Zippidy Doo Da

I'm not stupid, I'm from Texas!

Thursday, September 13, 2007

Devil Take the Hindmost

-I heard this today on “Marketplace” from economist Andrew Marcellus:

“The basic economics of risk in hurricane zones is crystal clear. The only people who should live in killer storm zones are those who can afford very expensive insurance and storm-proof housing. But what about the millions of poor and working people who can't afford either but are essential to coastal economies?

We could provide them with subsidies so that they can afford insurance. But we don't have to. Instead, we can safely gamble that sheer economic necessity will bully our soldiers, police, construction workers, and day-care providers into accepting their exposure to Mother Nature. But do we really want to bet that we can tear up the social contract and maintain social order?

Business reality demands it. It's cheaper for society to rescue disaster survivors after the fact than protect them from Nature's nastiness. Social unrest? Yes, we'll have that, but not riots or radical politics. These people are simply powerless at work and in politics.

Profound alienation? Sure. We'll have legions of migrants as climate change proceeds. Continually displaced populations will commit more crimes. Prisons will be the warehouses for these climate migrants.

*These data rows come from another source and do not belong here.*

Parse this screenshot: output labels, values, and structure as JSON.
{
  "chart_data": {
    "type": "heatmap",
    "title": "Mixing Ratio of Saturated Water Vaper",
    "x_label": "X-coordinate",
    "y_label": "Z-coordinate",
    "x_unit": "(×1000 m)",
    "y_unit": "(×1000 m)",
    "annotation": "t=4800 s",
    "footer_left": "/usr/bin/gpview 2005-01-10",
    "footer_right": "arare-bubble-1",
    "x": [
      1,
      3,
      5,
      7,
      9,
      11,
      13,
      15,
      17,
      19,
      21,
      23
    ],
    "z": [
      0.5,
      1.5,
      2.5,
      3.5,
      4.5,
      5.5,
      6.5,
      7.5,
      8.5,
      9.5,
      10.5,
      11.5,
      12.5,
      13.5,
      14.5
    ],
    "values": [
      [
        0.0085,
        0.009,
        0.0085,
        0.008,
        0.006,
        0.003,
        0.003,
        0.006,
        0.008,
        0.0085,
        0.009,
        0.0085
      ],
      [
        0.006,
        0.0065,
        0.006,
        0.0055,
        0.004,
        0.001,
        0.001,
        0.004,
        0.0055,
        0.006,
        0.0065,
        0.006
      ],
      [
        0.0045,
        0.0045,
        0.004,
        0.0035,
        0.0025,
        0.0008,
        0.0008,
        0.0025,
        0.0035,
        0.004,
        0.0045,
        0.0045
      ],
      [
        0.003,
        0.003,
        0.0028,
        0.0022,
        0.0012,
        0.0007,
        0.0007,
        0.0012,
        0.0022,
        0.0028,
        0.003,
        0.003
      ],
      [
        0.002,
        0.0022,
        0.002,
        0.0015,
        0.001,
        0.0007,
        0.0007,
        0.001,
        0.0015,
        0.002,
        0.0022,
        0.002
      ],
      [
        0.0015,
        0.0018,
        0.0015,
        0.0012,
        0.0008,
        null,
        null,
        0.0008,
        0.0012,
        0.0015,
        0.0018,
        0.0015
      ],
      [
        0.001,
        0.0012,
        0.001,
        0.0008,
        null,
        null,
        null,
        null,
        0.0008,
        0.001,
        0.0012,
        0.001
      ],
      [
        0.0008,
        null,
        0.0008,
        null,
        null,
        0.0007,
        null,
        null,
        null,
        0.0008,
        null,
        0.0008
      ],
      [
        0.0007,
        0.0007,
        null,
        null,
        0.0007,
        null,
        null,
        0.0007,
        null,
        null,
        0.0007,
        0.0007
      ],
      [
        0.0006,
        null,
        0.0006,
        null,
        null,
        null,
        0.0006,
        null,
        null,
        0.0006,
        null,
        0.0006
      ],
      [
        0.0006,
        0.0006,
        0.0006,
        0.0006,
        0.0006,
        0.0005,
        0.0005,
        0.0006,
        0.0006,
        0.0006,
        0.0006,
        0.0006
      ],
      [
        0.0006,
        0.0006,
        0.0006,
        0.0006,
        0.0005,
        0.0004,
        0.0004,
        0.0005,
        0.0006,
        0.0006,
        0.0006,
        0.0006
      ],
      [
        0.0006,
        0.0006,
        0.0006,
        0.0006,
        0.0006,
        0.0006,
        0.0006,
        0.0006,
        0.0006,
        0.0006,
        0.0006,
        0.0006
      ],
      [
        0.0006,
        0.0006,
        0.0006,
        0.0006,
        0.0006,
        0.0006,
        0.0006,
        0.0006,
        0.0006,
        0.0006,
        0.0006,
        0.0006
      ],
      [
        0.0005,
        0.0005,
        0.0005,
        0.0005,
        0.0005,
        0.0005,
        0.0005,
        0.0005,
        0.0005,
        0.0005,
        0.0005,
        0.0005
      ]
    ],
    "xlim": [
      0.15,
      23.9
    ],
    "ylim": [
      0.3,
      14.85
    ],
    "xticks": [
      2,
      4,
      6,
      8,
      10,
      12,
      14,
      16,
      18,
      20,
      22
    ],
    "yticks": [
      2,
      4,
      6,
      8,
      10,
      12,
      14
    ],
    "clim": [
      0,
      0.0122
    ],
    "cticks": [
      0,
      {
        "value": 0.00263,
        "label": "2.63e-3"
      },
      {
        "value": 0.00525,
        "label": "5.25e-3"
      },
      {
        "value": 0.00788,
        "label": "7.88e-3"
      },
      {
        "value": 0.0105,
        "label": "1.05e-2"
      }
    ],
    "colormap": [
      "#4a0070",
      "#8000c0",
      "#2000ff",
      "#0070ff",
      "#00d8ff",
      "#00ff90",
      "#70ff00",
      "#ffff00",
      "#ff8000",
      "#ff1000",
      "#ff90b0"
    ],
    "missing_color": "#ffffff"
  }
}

Impossible? No. Think Mexico City, Mumbai, Nairobi, Sao Paulo, Cairo.

There, elites maintain enough distance between themselves and everybody else that they don't have to give a darn about the majority living at the mercy of the weather.

I have no idea what will happen in an urban society in an advanced capitalist country with a large, floating population continually displaced by climate risk. But neither does anyone else. It's another step in globalization where the U.S. begins to join the "third world."

And that's why this is a bad, bad bet.”